Lewisville’s current roads are the closest to the old road track anywhere in Forsyth County.”
Those are just starters from a long list including the George Elias Nissen House, built in 1876 — and saving it — which has been a point of emphasis for years.
“I remember on my birthday in 2008, the Courier came out with a photo that said this house was going to be bulldozed because a doctor’s company wants to come in and build, and they can’t use the house,” Brown said. “We were all shocked in the Historical Society. We had just learned from research of the significance of that house, so we were all up in arms and had people sign petitions. It was in middling shape. It was owned by somebody, but they really didn’t move into it. He was going to sell it to send his kid to college.”
With the help of citizens and the town, $150,000 was raised to move it from Shallowford Road on Jan. 1, 2009, a block away to its present location on nearby Arrow Leaf Drive near the intersection of Lucy Lane — and efforts have continued over the years to raise funding, including restoring it, through help from donors, grants and various other means to keep it afloat.
“We’re ready to open it to the public as a rental venue,” Brown said. “We still haven’t saved it. It has to pay for itself. This is preservation for you. It’s an ongoing thing. We have now started a new nonprofit board that is going to take it over, run it and own it while actually spinning it off from the Lewisville Historical Society.”

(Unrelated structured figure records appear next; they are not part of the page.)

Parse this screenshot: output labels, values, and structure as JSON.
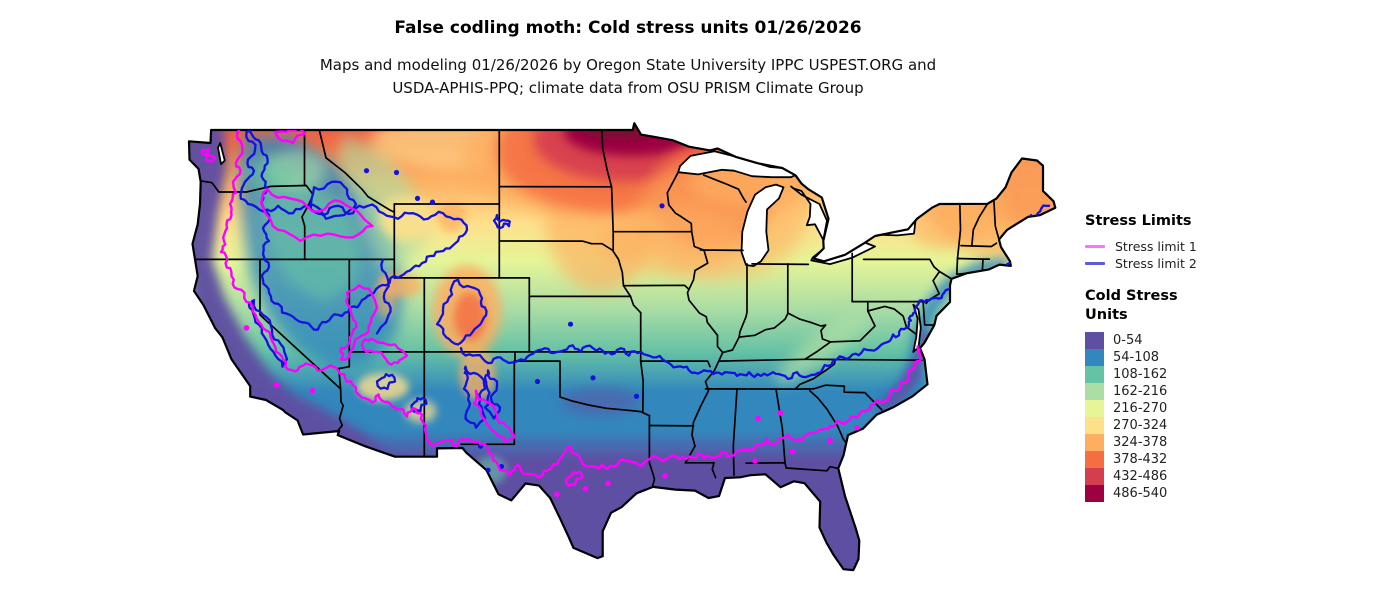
{
  "header": {
    "title": "False codling moth: Cold stress units 01/26/2026",
    "subtitle_line1": "Maps and modeling 01/26/2026 by Oregon State University IPPC USPEST.ORG and",
    "subtitle_line2": "USDA-APHIS-PPQ; climate data from OSU PRISM Climate Group"
  },
  "legend": {
    "stress_limits": {
      "title": "Stress Limits",
      "items": [
        {
          "label": "Stress limit 1",
          "color": "#ff70ff"
        },
        {
          "label": "Stress limit 2",
          "color": "#5b5bdc"
        }
      ]
    },
    "cold_stress": {
      "title_line1": "Cold Stress",
      "title_line2": "Units",
      "classes": [
        {
          "range": "0-54",
          "color": "#5e4fa2"
        },
        {
          "range": "54-108",
          "color": "#3288bd"
        },
        {
          "range": "108-162",
          "color": "#66c2a5"
        },
        {
          "range": "162-216",
          "color": "#abdda4"
        },
        {
          "range": "216-270",
          "color": "#e6f598"
        },
        {
          "range": "270-324",
          "color": "#fee08b"
        },
        {
          "range": "324-378",
          "color": "#fdae61"
        },
        {
          "range": "378-432",
          "color": "#f46d43"
        },
        {
          "range": "432-486",
          "color": "#d53e4f"
        },
        {
          "range": "486-540",
          "color": "#9e0142"
        }
      ]
    }
  },
  "map": {
    "stress_limit1_color": "#ff00ff",
    "stress_limit2_color": "#1212e0",
    "outline_color": "#000000",
    "water_color": "#ffffff",
    "top_extreme_color": "#7c0b35",
    "north_base_color": "#e4574b"
  }
}
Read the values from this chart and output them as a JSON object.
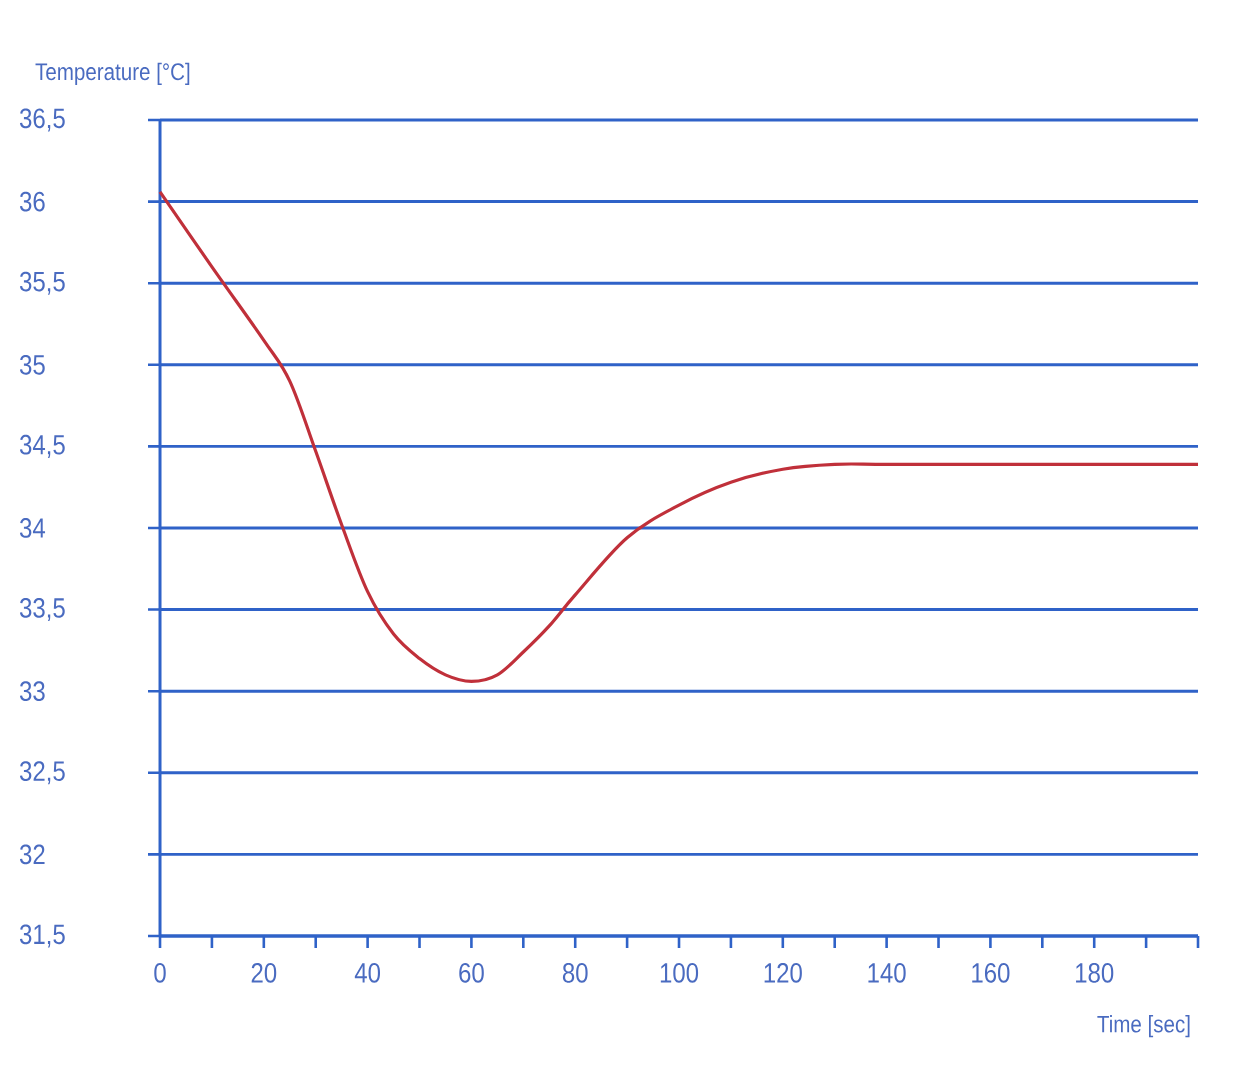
{
  "chart_data": {
    "type": "line",
    "xlabel": "Time [sec]",
    "ylabel": "Temperature  [°C]",
    "x": [
      0,
      10,
      20,
      25,
      30,
      35,
      40,
      45,
      50,
      55,
      60,
      65,
      70,
      75,
      80,
      90,
      100,
      110,
      120,
      130,
      140,
      160,
      180,
      200
    ],
    "series": [
      {
        "color": "#c0303a",
        "values": [
          36.06,
          35.6,
          35.15,
          34.9,
          34.47,
          34.02,
          33.61,
          33.35,
          33.2,
          33.1,
          33.06,
          33.1,
          33.24,
          33.4,
          33.59,
          33.94,
          34.14,
          34.28,
          34.36,
          34.39,
          34.39,
          34.39,
          34.39,
          34.39
        ]
      }
    ],
    "xlim": [
      0,
      200
    ],
    "xticks": [
      0,
      {
        "value": 10,
        "label": null
      },
      20,
      {
        "value": 30,
        "label": null
      },
      40,
      {
        "value": 50,
        "label": null
      },
      60,
      {
        "value": 70,
        "label": null
      },
      80,
      {
        "value": 90,
        "label": null
      },
      100,
      {
        "value": 110,
        "label": null
      },
      120,
      {
        "value": 130,
        "label": null
      },
      140,
      {
        "value": 150,
        "label": null
      },
      160,
      {
        "value": 170,
        "label": null
      },
      180,
      {
        "value": 190,
        "label": null
      },
      {
        "value": 200,
        "label": null
      }
    ],
    "ylim": [
      31.5,
      36.5
    ],
    "yticks": [
      {
        "value": 31.5,
        "label": "31,5"
      },
      32,
      {
        "value": 32.5,
        "label": "32,5"
      },
      33,
      {
        "value": 33.5,
        "label": "33,5"
      },
      34,
      {
        "value": 34.5,
        "label": "34,5"
      },
      35,
      {
        "value": 35.5,
        "label": "35,5"
      },
      36,
      {
        "value": 36.5,
        "label": "36,5"
      }
    ],
    "grid": "y",
    "marker": "none",
    "line_style": "solid"
  }
}
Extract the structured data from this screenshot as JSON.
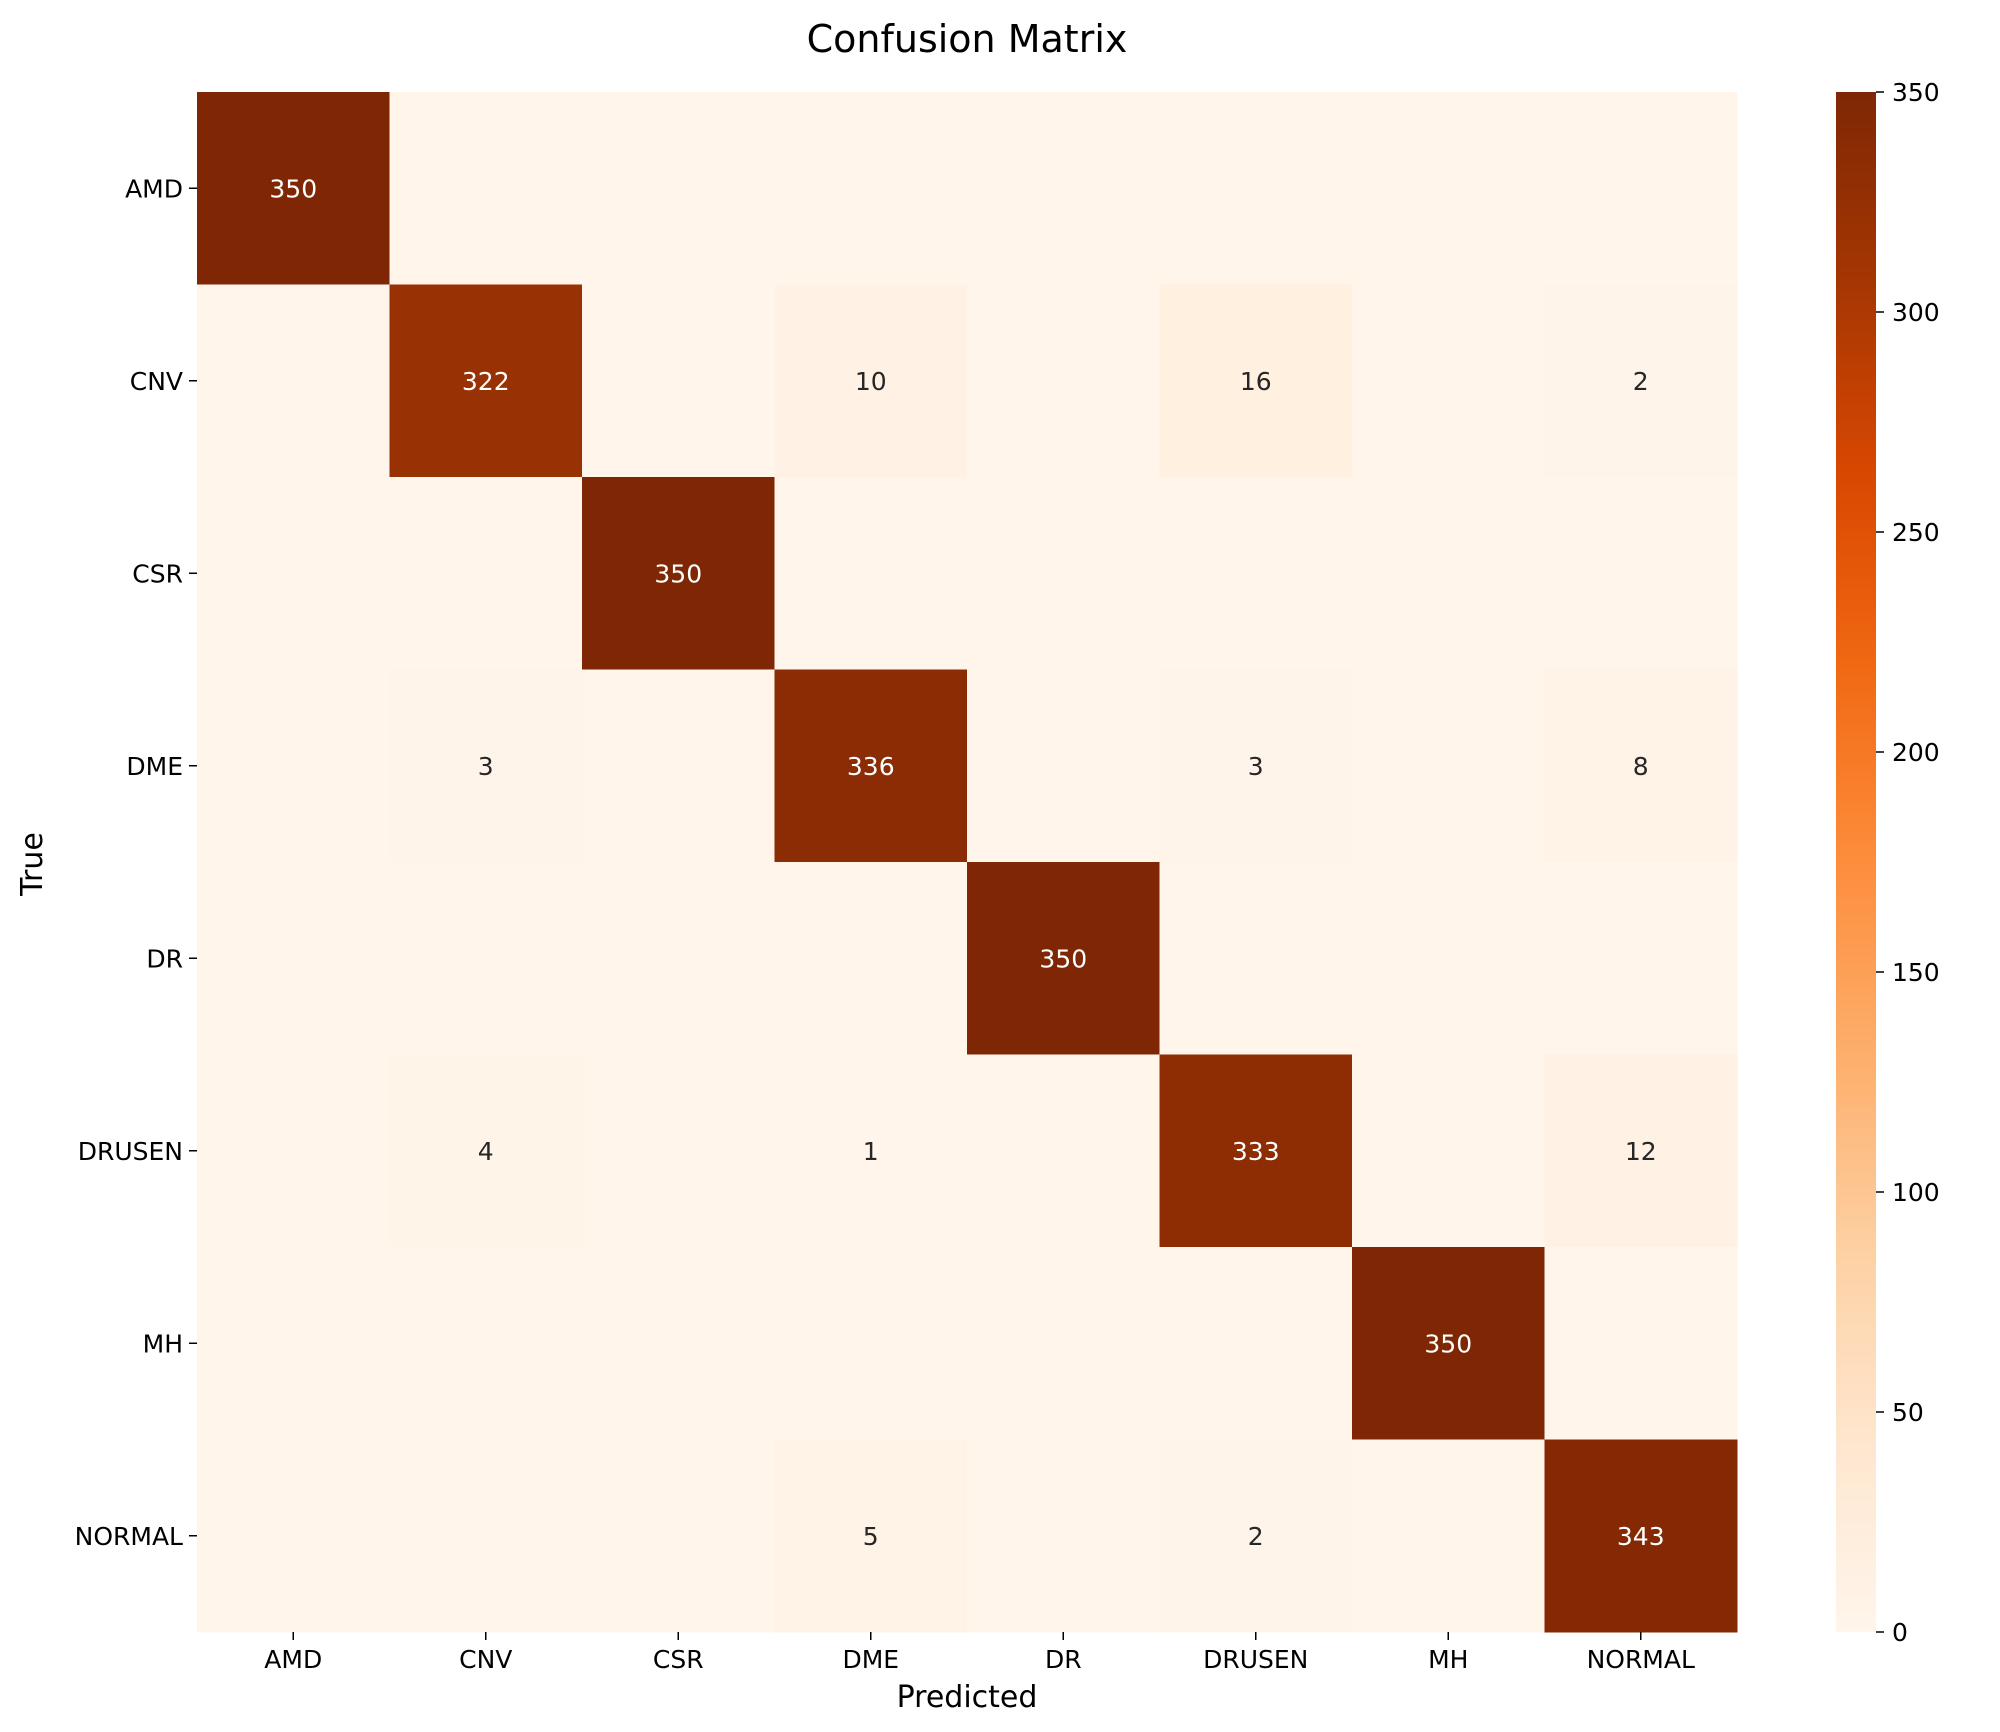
{
  "chart_data": {
    "type": "heatmap",
    "title": "Confusion Matrix",
    "xlabel": "Predicted",
    "ylabel": "True",
    "x_categories": [
      "AMD",
      "CNV",
      "CSR",
      "DME",
      "DR",
      "DRUSEN",
      "MH",
      "NORMAL"
    ],
    "y_categories": [
      "AMD",
      "CNV",
      "CSR",
      "DME",
      "DR",
      "DRUSEN",
      "MH",
      "NORMAL"
    ],
    "values": [
      [
        350,
        0,
        0,
        0,
        0,
        0,
        0,
        0
      ],
      [
        0,
        322,
        0,
        10,
        0,
        16,
        0,
        2
      ],
      [
        0,
        0,
        350,
        0,
        0,
        0,
        0,
        0
      ],
      [
        0,
        3,
        0,
        336,
        0,
        3,
        0,
        8
      ],
      [
        0,
        0,
        0,
        0,
        350,
        0,
        0,
        0
      ],
      [
        0,
        4,
        0,
        1,
        0,
        333,
        0,
        12
      ],
      [
        0,
        0,
        0,
        0,
        0,
        0,
        350,
        0
      ],
      [
        0,
        0,
        0,
        5,
        0,
        2,
        0,
        343
      ]
    ],
    "colorbar": {
      "range": [
        0,
        350
      ],
      "ticks": [
        0,
        50,
        100,
        150,
        200,
        250,
        300,
        350
      ],
      "colormap": "Oranges"
    }
  }
}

She and husband Tom bought 10 acres and built a house on Bullard Road at the edge of the old Lewisville Township with a Clemmons address in unincorporated Forsyth County more than 20 years ago where he grows heritage apples, and they enjoy all of the many things Lewisville has to offer.
“It’s the people, the people are so friendly, the landscape is not so filled with buildings, there’s nice beautiful landscapes and trees,” she said. “There’s the Conrad Road with the beautiful maple trees and lots of land on Shallowford Road, and nice houses, historical houses. It’s just more of a feel of families living out here. Since the town was formed in 1991, they’ve added to the town square, more parks and the new state park coming at the Shallow Ford.”
There’s also Merrikay Brown, who was just honored with being presented a certificate stating “I’m One of the Reasons Lewisville is a Great Place to Live” in the March 2023 town council meeting “for outstanding contributions to the Town of Lewisville and residents.”
That’s one of the things that can happen when you put down roots.